I know some of our pauses are due to our inconsistencies, and when E. is with his father there are definitely more misses because D. just doesn’t have the patience or energy to help E out. I don’t know how to better communicate with hubs about this, I’ve tried showing him the dad sites, the letter to dads, but that doesn’t really work for my guy. I also know we’ve been hyper-focused on the potty in the past and not as much about creating the bond.

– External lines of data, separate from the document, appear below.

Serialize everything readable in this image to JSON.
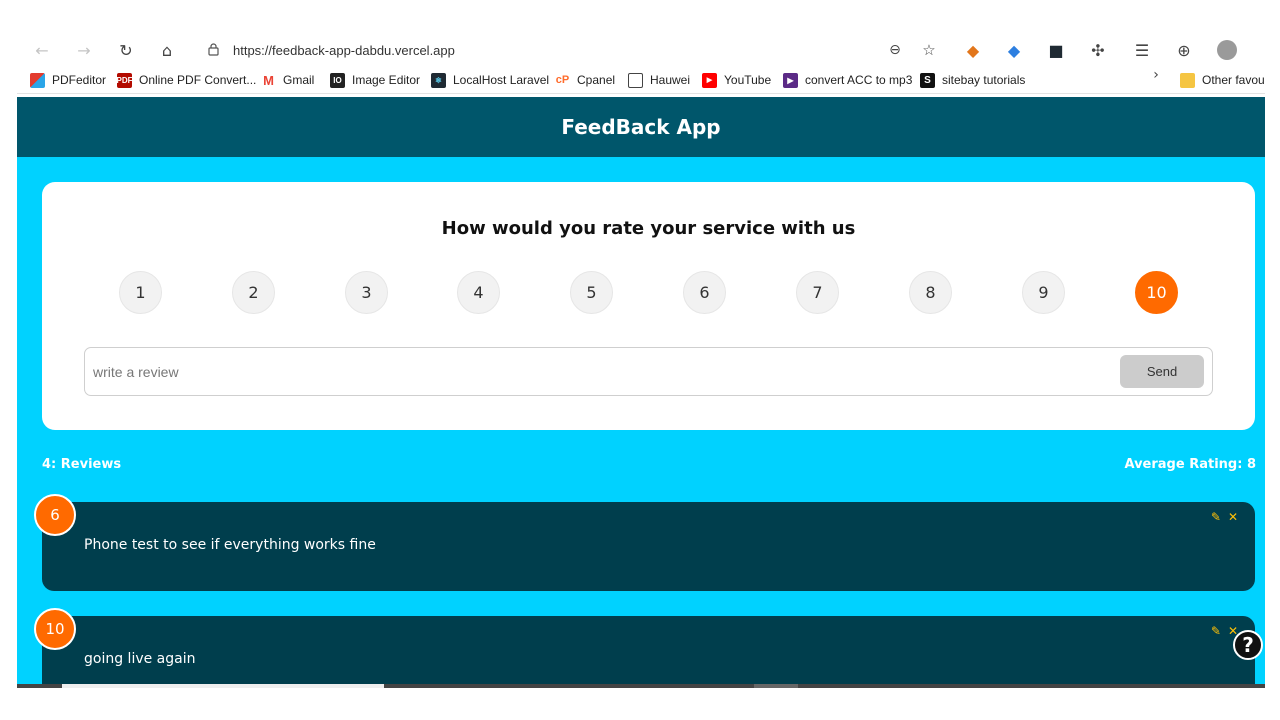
{
  "browser": {
    "url": "https://feedback-app-dabdu.vercel.app",
    "nav_icons": [
      "back-arrow-icon",
      "forward-arrow-icon",
      "refresh-icon",
      "home-icon"
    ],
    "right_icons": [
      "zoom-icon",
      "favorite-icon",
      "metamask-icon",
      "extension-icon",
      "react-devtools-icon",
      "extensions-puzzle-icon",
      "favorites-icon",
      "collections-icon",
      "profile-icon"
    ]
  },
  "bookmarks": [
    {
      "label": "PDFeditor",
      "icon": "pdfeditor-icon",
      "color": "#e23b2e"
    },
    {
      "label": "Online PDF Convert...",
      "icon": "pdf-icon",
      "color": "#b30b00"
    },
    {
      "label": "Gmail",
      "icon": "gmail-icon",
      "color": "#ea4335"
    },
    {
      "label": "Image Editor",
      "icon": "image-editor-icon",
      "color": "#222222"
    },
    {
      "label": "LocalHost Laravel",
      "icon": "react-icon",
      "color": "#1f2a33"
    },
    {
      "label": "Cpanel",
      "icon": "cpanel-icon",
      "color": "#ff6c2c"
    },
    {
      "label": "Hauwei",
      "icon": "page-icon",
      "color": "#ffffff"
    },
    {
      "label": "YouTube",
      "icon": "youtube-icon",
      "color": "#ff0000"
    },
    {
      "label": "convert ACC to mp3",
      "icon": "converter-icon",
      "color": "#5b2a86"
    },
    {
      "label": "sitebay tutorials",
      "icon": "sitebay-icon",
      "color": "#111111"
    },
    {
      "label": "Other favour",
      "icon": "folder-icon",
      "color": "#f5c542"
    }
  ],
  "app": {
    "title": "FeedBack App",
    "question": "How would you rate your service with us",
    "ratings": [
      "1",
      "2",
      "3",
      "4",
      "5",
      "6",
      "7",
      "8",
      "9",
      "10"
    ],
    "selected_rating": "10",
    "review_placeholder": "write a review",
    "send_label": "Send",
    "review_count_label": "4: Reviews",
    "average_label": "Average Rating: 8",
    "reviews": [
      {
        "rating": "6",
        "text": "Phone test to see if everything works fine"
      },
      {
        "rating": "10",
        "text": "going live again"
      }
    ],
    "help_label": "?",
    "colors": {
      "header": "#00566b",
      "background": "#00d2ff",
      "accent": "#ff6a00",
      "review_card": "#003e4d",
      "action_icons": "#ffc107"
    }
  }
}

In the last few days listening to podcasts and refreshing myself with the information on the website has really helped me renew the EC effort with my son, and we’ve had more naked time. I’ve witnessed some pees on the floor, but we’ve also had more catches. I was feeling like a failure before because I thought from your first book, Kaiva had completed at 6 months when he could sit on the potty by himself. After today’s story I feel like we still have time. I just wish I had the magic phrase or something to get hubs really on board and enthused about doing this with our son.
Thanks for sharing your story! It accomplished what you hoped :-)
Hey Miranda – thanks so much for writing and sharing part of your story with us all. It’s great that sharing my story, in all transparency, has helped you to normalize your own. Excellent. “In the last few days listening to podcasts and refreshing myself with the information on the website has really helped me renew the EC effort with my son, and we’ve had more naked time.” Wonderful as well. I think there are so many aspects to ECing that oftentimes it’s hard to unravel what exactly “it” is that trips us up. If you want to hop on the Forum, I can help you more directly with how to get hubs on board. I have some ideas depending on personality and such….so no worries.
Would you mind posting a review on iTunes with how much the podcasts have helped you renew the EC effort with E.? I think it would help a lot of parents to see how you are using them as a resource. :) IF you can squeeze it in – being home full-time isn’t always most conducive to that! In any case, thank you for sharing and for putting effort into renewing your practice…sending hugs! xx Andrea
Thanks for responding and being affirming. I would like to comply with iTunes review and the forum. My forum pass hasn’t worked, unfortunately, I went there for help once. I have some info saved so I can check on that again. I went to iTunes initially after listening to this podcast and didn’t actually see how to comment… I must have been rushing too much. Will try to do what I can. I also like to share your website info and book info on my blog and blog’s fb page, so I know some people get the word that way. Thanks always for being an inspiration to us who want to communicate, bond, and potty with our children! P.S. I’m hoping to sign up for one of your personal chats in the future. Hopefully I can fit that in soon!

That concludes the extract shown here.